National polls indicate Kamala Harris is winning over more women than the former president. The latest ABC News/Ipsos poll indicates Harris leads by 14 points among women likely to vote, while Trump leads among likely male voters by 6 points.
Karoline Leavitt, a spokesperson for Trump’s campaign, told The Independent that the former president is “loved by millions of women across the country, and those who know him personally, myself included, will tell you he’s supportive, generous, and kind” when reached for comment.
“The media’s negative portrayal of President Trump and his treatment of women is entirely false,” Leavitt said.
Trump also launched a social media rant on Thursday after billionaire Mark Cuban – a staunch supporter of Harris – said the former president doesn’t surround himself with “strong, intelligent women.”
The former president called on all “women in general” to “be very angry” at Cuban’s words.
“Mark Cuban, a really dumb guy, who thinks he’s ‘hot stuff’ but he’s absolutely nothing, is now out there saying that I don’t surround myself with strong women,” Trump wrote on X. “Actually, he is very wrong, I surround myself with the strongest of women - With the understanding that ALL women are great, whether strong or not strong.”
“I may, in fact, be surrounded by the strongest women in the World, including Heads of Countries, who make Mark look like a ‘baby,’” he added. “All strong women, and women in general, should be very angry about this weak man’s statement.”
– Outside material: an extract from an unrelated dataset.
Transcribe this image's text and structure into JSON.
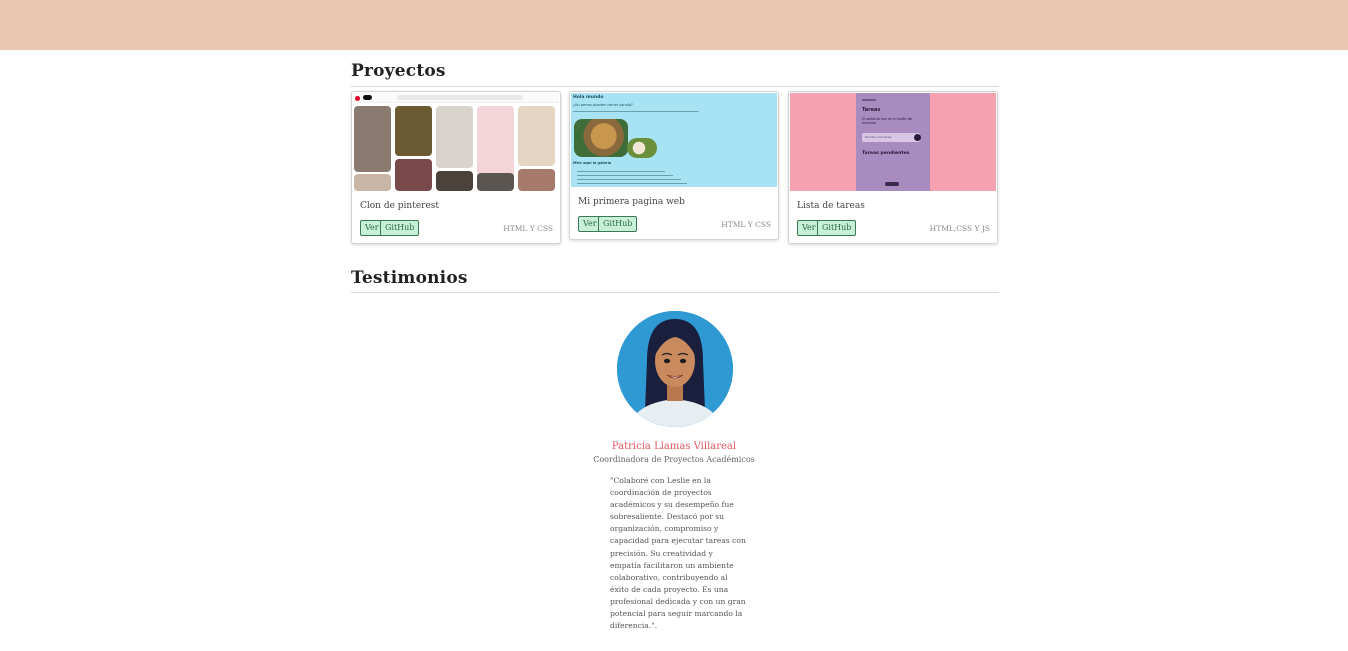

Cuban later apologized for the remark.
“When I said this during the interview, I didn’t get it out exactly the way I thought I did,” he wrote on X. “So I apologize to anyone who felt slighted or upset by my response. As I said, it wasn’t about trump voters, supporters or employees. Current or former.”
With Election Day less than a week away, Harris is just 1.2 points ahead of Trump, according to the latest average of national polls. The two candidates are also neck-and-neck in all seven key swing states, indicating Tuesday will be a nail-biter for both campaigns.
The Democrats have been campaigning on the issue of abortion rights, which Trump has boasted about curtailing after he appointed three of the conservative Supreme Court justices who overthrew Roe v Wade in 2022.
They have also been highlighting sexist remarks Trump has been making for years, notably in the Access Hollywood tape which became public in 2016, in which he was recorded on a hot mic talking about sexually harassing women. He and his supporters have claimed the comments should not be taken literally but constituted “locker room talk.”
In 2023 a jury in a civil case in New York found that Trump had sexually assaulted and repeatedly defamed a magazine columnist, E Jean Carroll, in the mid-1990s.
On the campaign trail this year Trump has said he wants to be a “protector’ of women, “whether the women want it or not.”
Over the years he has insulted or made threatening comments about high profile women including Michelle Obama, Hillary Clinton, Taylor Swift, former ambassador Marie Yovanovitch, TV presenters Mika Brzezinksi and Megyn Kelly, adult film star Stormy Daniels, entertainers Whoopi Goldberg and Rosie O’Donnell, congresswoman Maxine Waters, and Heidi Cruz, wife of then Republican primary rival Ted Cruz.